Twitter via P2P
This is a bit of speculative brainstorming. A lot of this must have been thought of before, and when I have time I will research to see what papers have been written about it.
One premise is that Twitter's social network is currently being used in a different way than just a community of contacts. It is also a network through which messages spread virally, repeated and relayed from person to person. Casual users of Twitter may not have seen much of the informal so-called "RT" code yet. It is an abbreviation for "Re-Tweet", and is used interchangeably to signify that a certain message should be resubmitted by anyone who reads it, or that it already is a resubmission originally by someone else. This technique is used particularly in the #iran/#neda "tweetsphere", where news updates are globally significant rather than being personal communication between individuals.
A sample of what such updates may look like is here, picked up some minutes ago.
This acts as a mass-moderated, theoretically decentralized network spreading short messages between peers without requiring every broadcast to be sent to every person, allowing indirect messages to spread further the more significantly they are considered by the people who read them.
I say "theoretically" because in practice, all this still happens over the Twitter database. Twitter's social network is a virtual construct within the central entity of Twitter. "Retweeting" does not actually do anything like "passing on a message"; it merely produces a copy of the same message on the same server, readable by other subscribers. To block this communication, all a censor has to do is filter access to twitter.com (which is in fact happening in Iran, last I heard).
Yesterday around three in the morning, I spent some time feverishly wondering whether Twitter's virtual "relay network" on a single database could be turned into an actual decentralized relay network between a multitude of computers, highly resistant to filtering.
The threats that this network must be safe from are these:
- Port blocking
- The software must either communicate via randomized ports or via a port that cannot be blocked unilaterally (80).
- Active Infiltration
- The network must be resistant to malicious flooding/spamming. This would work via a web of trust where peers are gradually gaining more trust the more of their messages are passed on.
- Attacking the center
- Whatever mechanism the network uses to introduce peers to each other, no central database is safe from attack.
- Passive Infiltration
- The network must not allow peers to harvest peer identities, because privacy is a matter of life or death in Iran right now.

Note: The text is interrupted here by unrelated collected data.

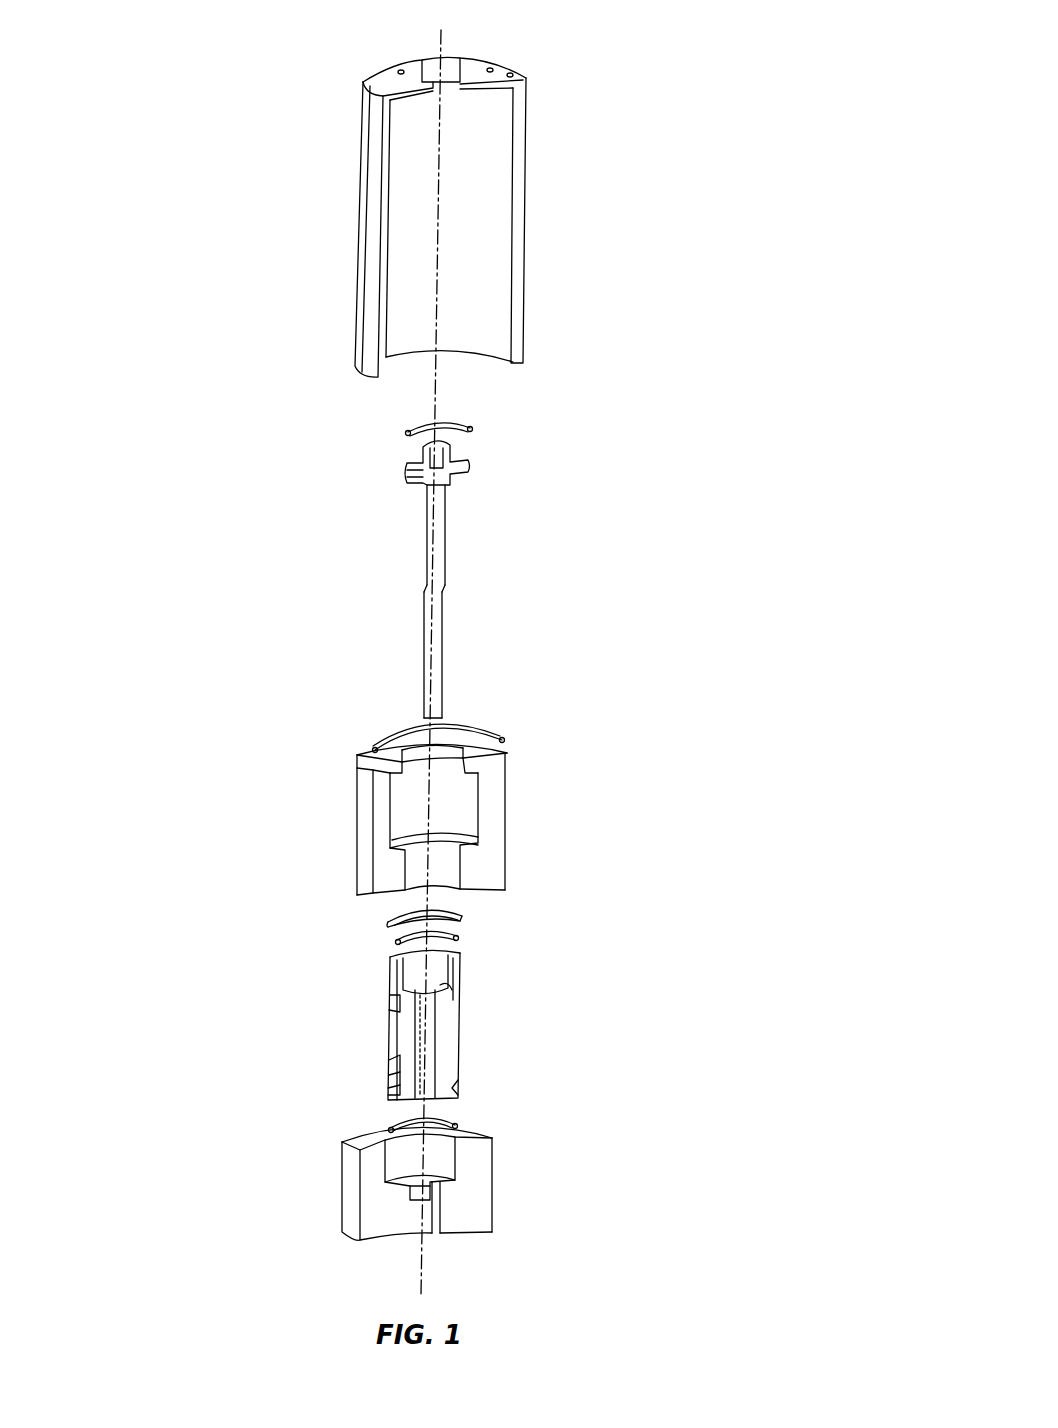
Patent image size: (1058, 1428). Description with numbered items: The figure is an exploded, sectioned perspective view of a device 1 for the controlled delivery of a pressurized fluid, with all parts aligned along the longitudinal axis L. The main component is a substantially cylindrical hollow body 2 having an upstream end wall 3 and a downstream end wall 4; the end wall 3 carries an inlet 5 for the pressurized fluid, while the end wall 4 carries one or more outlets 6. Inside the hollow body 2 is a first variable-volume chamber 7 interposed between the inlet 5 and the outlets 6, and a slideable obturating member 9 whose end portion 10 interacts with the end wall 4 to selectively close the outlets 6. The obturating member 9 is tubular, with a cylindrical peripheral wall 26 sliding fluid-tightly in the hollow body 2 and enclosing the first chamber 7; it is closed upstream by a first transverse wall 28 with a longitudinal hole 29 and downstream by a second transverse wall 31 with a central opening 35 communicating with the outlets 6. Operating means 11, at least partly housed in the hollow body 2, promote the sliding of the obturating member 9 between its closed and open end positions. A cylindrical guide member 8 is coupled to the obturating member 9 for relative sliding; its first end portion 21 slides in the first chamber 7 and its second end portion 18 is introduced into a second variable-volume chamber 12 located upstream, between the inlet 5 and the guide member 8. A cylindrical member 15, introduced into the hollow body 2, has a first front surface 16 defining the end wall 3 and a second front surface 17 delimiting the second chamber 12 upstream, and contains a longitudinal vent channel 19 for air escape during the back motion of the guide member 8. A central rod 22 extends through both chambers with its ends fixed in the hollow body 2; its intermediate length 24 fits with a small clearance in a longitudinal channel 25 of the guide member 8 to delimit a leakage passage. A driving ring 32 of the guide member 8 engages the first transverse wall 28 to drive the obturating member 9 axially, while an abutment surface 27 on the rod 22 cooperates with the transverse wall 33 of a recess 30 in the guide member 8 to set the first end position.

The device 1 is at (633, 207).
The hollow body 2 is at (434, 193).
The end wall 3 is at (483, 1233).
The end wall 4 is at (377, 83).
The inlet 5 is at (428, 1235).
The outlets 6 is at (400, 70).
The first variable-volume chamber 7 is at (413, 813).
The guide member 8 is at (426, 1025).
The obturating member 9 is at (428, 799).
The end portion 10 is at (508, 756).
The operating means 11 is at (573, 942).
The second variable-volume chamber 12 is at (447, 1157).
The cylindrical member 15 is at (411, 1206).
The first front surface 16 is at (372, 1242).
The second front surface 17 is at (365, 1142).
The second end portion 18 is at (467, 1083).
The vent channel 19 is at (443, 1207).
The first end portion 21 is at (477, 983).
The central rod 22 is at (404, 570).
The intermediate length 24 is at (420, 658).
The longitudinal channel 25 is at (422, 1045).
The peripheral wall 26 is at (360, 797).
The abutment surface 27 is at (444, 592).
The first transverse wall 28 is at (362, 895).
The longitudinal hole 29 is at (477, 890).
The recess 30 is at (422, 982).
The second transverse wall 31 is at (385, 756).
The driving ring 32 is at (463, 917).
The transverse wall 33 is at (460, 987).
The central opening 35 is at (420, 755).
The longitudinal axis L is at (418, 1268).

Protections against the first two threats are solidly established, and implemented in many Peer-to-Peer technologies in the wild, such as BitTorrent (which already has reputation networks for prioritizing those peers known to be the best contributors).

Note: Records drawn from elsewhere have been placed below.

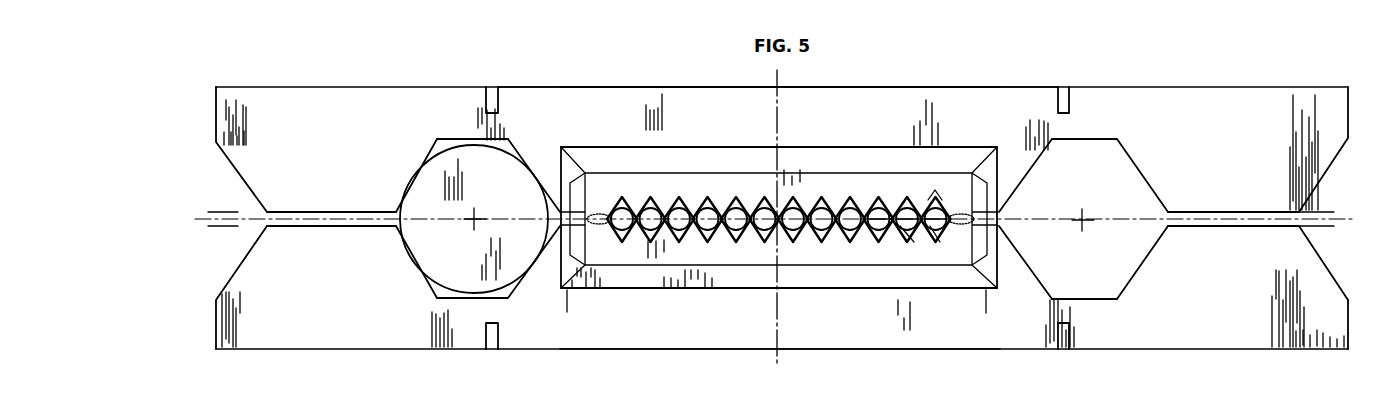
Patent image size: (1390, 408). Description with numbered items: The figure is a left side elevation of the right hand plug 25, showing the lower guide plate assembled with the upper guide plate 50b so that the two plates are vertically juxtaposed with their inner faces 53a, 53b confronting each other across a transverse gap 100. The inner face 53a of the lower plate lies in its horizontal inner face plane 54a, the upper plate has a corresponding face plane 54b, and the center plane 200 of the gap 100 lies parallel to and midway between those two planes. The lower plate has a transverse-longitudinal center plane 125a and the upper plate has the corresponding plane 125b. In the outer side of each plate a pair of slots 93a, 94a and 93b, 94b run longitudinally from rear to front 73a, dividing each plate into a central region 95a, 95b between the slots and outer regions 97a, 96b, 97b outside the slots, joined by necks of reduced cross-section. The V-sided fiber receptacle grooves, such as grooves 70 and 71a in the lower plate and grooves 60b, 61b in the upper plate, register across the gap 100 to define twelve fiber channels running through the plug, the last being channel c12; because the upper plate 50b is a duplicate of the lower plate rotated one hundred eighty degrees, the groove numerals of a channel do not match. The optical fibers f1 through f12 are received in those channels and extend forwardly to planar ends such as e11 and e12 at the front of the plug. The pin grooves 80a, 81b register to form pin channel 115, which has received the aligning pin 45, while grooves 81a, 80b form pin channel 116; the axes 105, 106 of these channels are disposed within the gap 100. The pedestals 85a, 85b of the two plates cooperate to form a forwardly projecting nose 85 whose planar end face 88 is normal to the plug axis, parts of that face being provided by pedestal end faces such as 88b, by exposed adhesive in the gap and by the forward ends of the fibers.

The plug 25 is at (209, 329).
The outer region of upper plate 97b is at (281, 102).
The outer region of lower plate 97a is at (1222, 360).
The outer region of upper plate 96b is at (1274, 92).
The inner face plane of upper plate 54b is at (242, 206).
The inner face plane of lower plate 54a is at (242, 230).
The center plane of gap 200 is at (200, 219).
The inner face of upper plate 53b is at (323, 208).
The inner face of lower plate 53a is at (322, 232).
The front of lower plate 73a is at (1318, 284).
The pin channel 115 is at (397, 204).
The pin channel 116 is at (1132, 202).
The pin groove of upper plate 81b is at (471, 124).
The pin groove of lower plate 81a is at (1148, 262).
The pin groove of lower plate 80a is at (434, 296).
The pin groove of upper plate 80b is at (1132, 166).
The aligning pin 45 is at (402, 250).
The longitudinal axis of pin channel 115 105 is at (470, 224).
The longitudinal axis of pin channel 116 106 is at (1078, 226).
The nose 85 is at (568, 243).
The pedestal of upper plate 85b is at (791, 148).
The pedestal of lower plate 85a is at (805, 288).
The end face of nose 88 is at (791, 245).
The end face of upper pedestal 88b is at (835, 172).
The optical fiber f1 is at (625, 236).
The optical fiber f12 is at (934, 232).
The fiber receptacle groove of upper plate 61b is at (880, 196).
The fiber receptacle groove of upper plate 60b is at (936, 200).
The fiber receptacle channel c12 is at (934, 202).
The fiber end e11 is at (900, 234).
The fiber end e12 is at (920, 244).
The fiber receptacle groove 70 is at (907, 228).
The fiber receptacle groove of lower plate 71a is at (934, 240).
The transverse-longitudinal center plane of upper plate 125b is at (781, 72).
The transverse-longitudinal center plane of lower plate 125a is at (777, 360).
The upper guide plate 50b is at (756, 117).
The central region of upper plate 95b is at (882, 94).
The central region of lower plate 95a is at (824, 338).
The slot of upper plate 93b is at (492, 92).
The slot of lower plate 93a is at (1063, 338).
The slot of upper plate 94b is at (1063, 94).
The slot of lower plate 94a is at (492, 338).
The transverse gap 100 is at (1230, 226).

The second threat is somewhat tricky, as Blue Frog and more recently The Pirate Bay have shown. Blue Security, for those who missed it, used a peer-based approach to spam fighting three years ago. In May/June 2006, Blue Security was hit by vast DDoS attacks and eventually shut down: The central server, the vulnerable Achilles heel in the system, had been disabled. The Pirate Bay is presently embroiled in a lawsuit for "enabling" copyright infringement, and in spite of the existence of "trackerless Torrents" via a Distributed Hash Table, it is clear that without a central tracker like TPB, discovering an initial peer i less simple.
The last is even more intricate, as it makes discovery of peers barely possible. When you join a BitTorrent cloud, you subscribe to a tracker database that contains your IP and those of the other peers. An interested entity (such as the RIAA and its slightly more evil cousin, the Iranian secret police) can easily subscribe to the same tracker, discover those peers that happen to be within its sphere of influence and then act accordingly (sue for millions, beat to death with axes, et cetera). Those who use BitTorrent for copyright violations don't bother with more privacy, as legal proceedings in the US impose (some) rules on what constitutes evidence or ethical investigation. Basij on motorcycles with axes knocking on your door at night don't have such inhibitions, so people need hard crypto.
The basic dilemma is: how can a decentralized network grow dynamically, while no single computer is allowed access to all peers, and no central database is safe from attack? It seems like a chicken-and-egg problem. Some steganography ideas come to mind (hiding peer addresses in remote corners of the web or in spam mail), or some indirect routing ideas (eg. all connections inside a censoring country must first go outside that country across jurisdictional boundaries), but that's very theoretical. I don't know enough about network technology.
Brainstorm out.
- 1512 reads

good idea
have you looked at http://www.torproject.org/overview.html.en ?
it addresses all of the concerns mentioned above.